Common mistakes Forgetting using System.Collections; at the top — IEnumerator won't resolve. Forgetting to drag the Prefab into the Inspector slot — enemyPrefab is null and Instantiate throws an error. Using Y = 0 for the spawn position — the capsule spawns halfway through the ground (its pivot is at the centre, so Y should be 1 for a default capsule).
4
UI Score Display
ScoreManager.cs
Scene Setup
  1. Go to GameObject → UI → Text - TextMeshPro. (If prompted, click "Import TMP Essentials".)
  2. Unity auto-creates a Canvas and EventSystem.
  3. Select the Text object. In the RectTransform, click the anchor presets square (hold Alt) and choose top-left.
  4. Set Pos X to 20, Pos Y to -20. Set Width to 300, Height to 50.
  5. In the TextMeshPro component, set the text to Score: 0 and font size to 36.
  6. Create an empty GameObject named GameManager.
  7. Create ScoreManager.cs and attach it to GameManager.
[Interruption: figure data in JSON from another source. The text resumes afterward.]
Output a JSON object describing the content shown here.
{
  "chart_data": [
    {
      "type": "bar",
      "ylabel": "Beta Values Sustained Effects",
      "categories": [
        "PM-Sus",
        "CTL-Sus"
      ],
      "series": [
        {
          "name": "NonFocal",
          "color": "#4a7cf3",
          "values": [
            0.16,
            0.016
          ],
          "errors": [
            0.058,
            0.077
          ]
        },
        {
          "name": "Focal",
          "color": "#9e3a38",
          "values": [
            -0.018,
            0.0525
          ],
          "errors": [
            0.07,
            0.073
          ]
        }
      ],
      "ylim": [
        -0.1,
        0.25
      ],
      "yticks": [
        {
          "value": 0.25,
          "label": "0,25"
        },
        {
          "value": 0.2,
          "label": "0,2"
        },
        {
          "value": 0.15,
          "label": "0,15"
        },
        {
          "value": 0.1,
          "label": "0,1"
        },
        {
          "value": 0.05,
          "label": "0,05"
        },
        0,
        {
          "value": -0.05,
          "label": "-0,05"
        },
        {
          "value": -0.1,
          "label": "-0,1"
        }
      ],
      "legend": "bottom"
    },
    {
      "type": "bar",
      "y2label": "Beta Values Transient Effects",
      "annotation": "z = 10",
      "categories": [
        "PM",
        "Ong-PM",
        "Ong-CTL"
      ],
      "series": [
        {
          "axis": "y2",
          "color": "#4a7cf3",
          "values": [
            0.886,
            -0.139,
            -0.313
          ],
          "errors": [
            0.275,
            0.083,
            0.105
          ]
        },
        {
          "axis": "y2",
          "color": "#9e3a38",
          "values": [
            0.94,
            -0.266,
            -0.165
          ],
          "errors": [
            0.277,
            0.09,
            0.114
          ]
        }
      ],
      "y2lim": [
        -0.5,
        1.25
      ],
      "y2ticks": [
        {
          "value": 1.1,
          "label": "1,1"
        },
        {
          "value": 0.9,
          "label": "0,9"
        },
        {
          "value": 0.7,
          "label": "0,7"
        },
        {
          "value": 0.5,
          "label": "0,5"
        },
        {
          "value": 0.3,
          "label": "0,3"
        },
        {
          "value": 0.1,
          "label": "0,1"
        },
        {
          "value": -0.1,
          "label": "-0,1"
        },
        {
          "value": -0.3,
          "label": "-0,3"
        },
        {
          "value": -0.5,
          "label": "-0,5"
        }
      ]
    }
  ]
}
  8. Drag the TextMeshPro object from the Hierarchy into the scoreText slot in the Inspector.
Script
ScoreManager.cs
using TMPro; using UnityEngine; public class ScoreManager : MonoBehaviour { [SerializeField] private TMP_Text scoreText; private int score = 0; void Update() { if (Input.GetKeyDown(KeyCode.Space)) { score++; scoreText.text = "Score: " + score; } } }
Common mistakes Using GetKey instead of GetKeyDown — the score rockets up while Space is held because GetKey returns true every frame. Using Text (legacy) instead of TMP_Text — requires using UnityEngine.UI; instead of using TMPro; and is the older UI component. Forgetting to drag the text object into the Inspector — NullReferenceException on first Space press.
5
Countdown Timer + Game Over
GameTimer.cs
Scene Setup
  1. Create a UI → Text - TextMeshPro for the timer. Anchor to top-right. Set Pos X to -20, Pos Y to -20. Font size 36. Default text: 30.
  2. Create another UI → Text - TextMeshPro for the game over message. Anchor to centre. Font size 64. Set text to Time's Up!. Set alignment to centre.
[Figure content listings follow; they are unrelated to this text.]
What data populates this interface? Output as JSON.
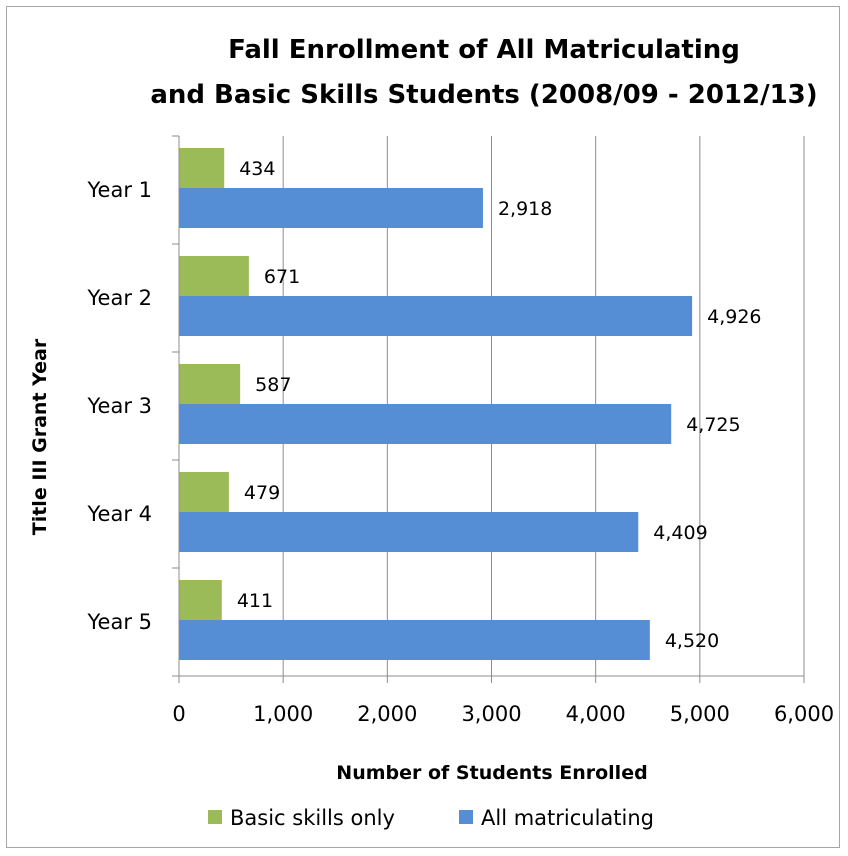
{
  "chart_data": {
    "type": "bar",
    "orientation": "horizontal",
    "title_lines": [
      "Fall Enrollment of All Matriculating",
      "and Basic Skills Students (2008/09 - 2012/13)"
    ],
    "xlabel": "Number of Students Enrolled",
    "ylabel": "Title III Grant Year",
    "categories": [
      "Year 1",
      "Year 2",
      "Year 3",
      "Year 4",
      "Year 5"
    ],
    "series": [
      {
        "name": "Basic skills only",
        "color": "#9bbb59",
        "values": [
          434,
          671,
          587,
          479,
          411
        ],
        "labels": [
          "434",
          "671",
          "587",
          "479",
          "411"
        ]
      },
      {
        "name": "All matriculating",
        "color": "#558ed5",
        "values": [
          2918,
          4926,
          4725,
          4409,
          4520
        ],
        "labels": [
          "2,918",
          "4,926",
          "4,725",
          "4,409",
          "4,520"
        ]
      }
    ],
    "xlim": [
      0,
      6000
    ],
    "xticks": [
      0,
      1000,
      2000,
      3000,
      4000,
      5000,
      6000
    ],
    "xtick_labels": [
      "0",
      "1,000",
      "2,000",
      "3,000",
      "4,000",
      "5,000",
      "6,000"
    ],
    "grid": "vertical",
    "legend_position": "bottom"
  }
}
  3. Disable the Game Over text object by unchecking its checkbox in the Inspector.
  4. Create GameTimer.cs and attach it to the GameManager object (or any object).
  5. Drag the timer text into the timerText slot and the Game Over GameObject into the gameOverUI slot in the Inspector.
Script
GameTimer.cs
using TMPro; using UnityEngine; public class GameTimer : MonoBehaviour { [SerializeField] private TMP_Text timerText; [SerializeField] private GameObject gameOverUI; [SerializeField] private float startTime = 30f; private float timeRemaining; private bool isGameOver = false; void Start() { timeRemaining = startTime; gameOverUI.SetActive(false); } void Update() { if (isGameOver) return; timeRemaining -= Time.deltaTime; if (timeRemaining <= 0f) { timeRemaining = 0f; isGameOver = true; gameOverUI.SetActive(true); Time.timeScale = 0f; } int display = Mathf.CeilToInt(timeRemaining); timerText.text = display.ToString(); } }
Common mistakes Forgetting to set the Game Over text to disabled before pressing Play — it's visible from the start. Using (int)timeRemaining instead of Mathf.CeilToInt() — truncation means the display jumps from 1 to 0 too early. Forgetting that Time.timeScale = 0 persists between Play sessions in the Editor — if you stop and re-enter Play mode, everything may still be frozen. Reset it in Start() to be safe.
Why Time.timeScale? Setting Time.timeScale = 0f freezes all time-dependent systems: Update() still runs but Time.deltaTime becomes 0, physics stop, coroutines using WaitForSeconds pause, and animations freeze. This is the simplest way to implement a global game pause or game-over state.